Tout diminue chez Total Gabon — la production, les réserves prouvées et le chiffre d’affaires, tous divisés par quatre en dix ans — sauf les profits et la qualité des équipes de direction. 

L’exercice 2022 fut exceptionnel à tous les égards grâce à un cours du Brent à trois chiffres et un faible différentiel du Mandji. Le profit cash, qui ressort à $125 millions, sera quasi intégralement distribué en dividendes.

Autre bonne nouvelle, quoique purement conjoncturelle : Total Gabon facture en dollars américains mais distribue ses dividendes en euros ; le taux de change du moment, proche de la parité, est ainsi très favorable aux actionnaires européens. 

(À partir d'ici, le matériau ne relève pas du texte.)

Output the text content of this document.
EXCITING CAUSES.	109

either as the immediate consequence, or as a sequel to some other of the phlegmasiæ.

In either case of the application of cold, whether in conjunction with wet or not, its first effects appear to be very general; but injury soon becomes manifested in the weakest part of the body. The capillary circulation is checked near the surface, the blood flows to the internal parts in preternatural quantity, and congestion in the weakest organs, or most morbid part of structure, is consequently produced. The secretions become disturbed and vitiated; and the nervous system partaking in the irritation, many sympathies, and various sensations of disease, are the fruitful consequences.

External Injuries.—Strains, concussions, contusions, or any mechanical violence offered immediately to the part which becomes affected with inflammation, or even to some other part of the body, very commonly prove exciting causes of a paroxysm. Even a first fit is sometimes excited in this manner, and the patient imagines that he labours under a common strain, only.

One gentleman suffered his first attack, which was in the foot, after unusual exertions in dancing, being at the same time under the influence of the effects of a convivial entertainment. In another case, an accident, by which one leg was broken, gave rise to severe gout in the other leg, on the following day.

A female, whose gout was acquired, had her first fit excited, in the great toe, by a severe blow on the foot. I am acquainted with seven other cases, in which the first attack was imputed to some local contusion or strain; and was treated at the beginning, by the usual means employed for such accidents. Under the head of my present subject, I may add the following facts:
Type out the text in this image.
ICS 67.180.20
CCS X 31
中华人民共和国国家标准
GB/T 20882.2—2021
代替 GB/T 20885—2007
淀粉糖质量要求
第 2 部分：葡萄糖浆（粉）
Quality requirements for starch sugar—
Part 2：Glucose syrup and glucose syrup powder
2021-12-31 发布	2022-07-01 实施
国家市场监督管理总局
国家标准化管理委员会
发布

Cette politique du dividende s’inscrit elle aussi dans la tendance longue. Ayant eu maille à partir avec la rapacité de l’Etat gabonais et son incessant chantage fiscal, le groupe a procédé à de spectaculaires distributions de dividendes spéciaux ces deux dernières années.

Méfiance, à ce titre, avec une position financière sans doute plus précaire qu’il n’y paraît. Il n’y a certes aucune dette au bilan, mais la pléthorique trésorerie en excédent reste à risque. 

Ceci rend la valorisation particulièrement ardue. Faut-il oui ou non considérer la trésorerie en excédent comme appartenant bel et bien aux actionnaires ? Si l’on estime que non, la capitalisation boursière du moment représente un multiple de six fois le profit cash réalisé en 2022.

Alléchant sur le papier, mais on trouve au Canada quantité de producteurs valorisés de la même manière, pour leur part situés dans la jurisdiction la plus sûre du monde, avec des réserves prouvées en expansion continue. Difficile, à ce titre, de justifier d’aventureux placements au Gabon.

Malgré la mise en production du site de Baudroie-Mérou, et la licence de vingt-cinq ans qui l’accompagne, il est aussi permis de s’interroger sur le futur du groupe dans un contexte géopolitique marqué par une dramatique perte d’influence de la France en Afrique en général, et autour du Golfe de Guinée en particulier.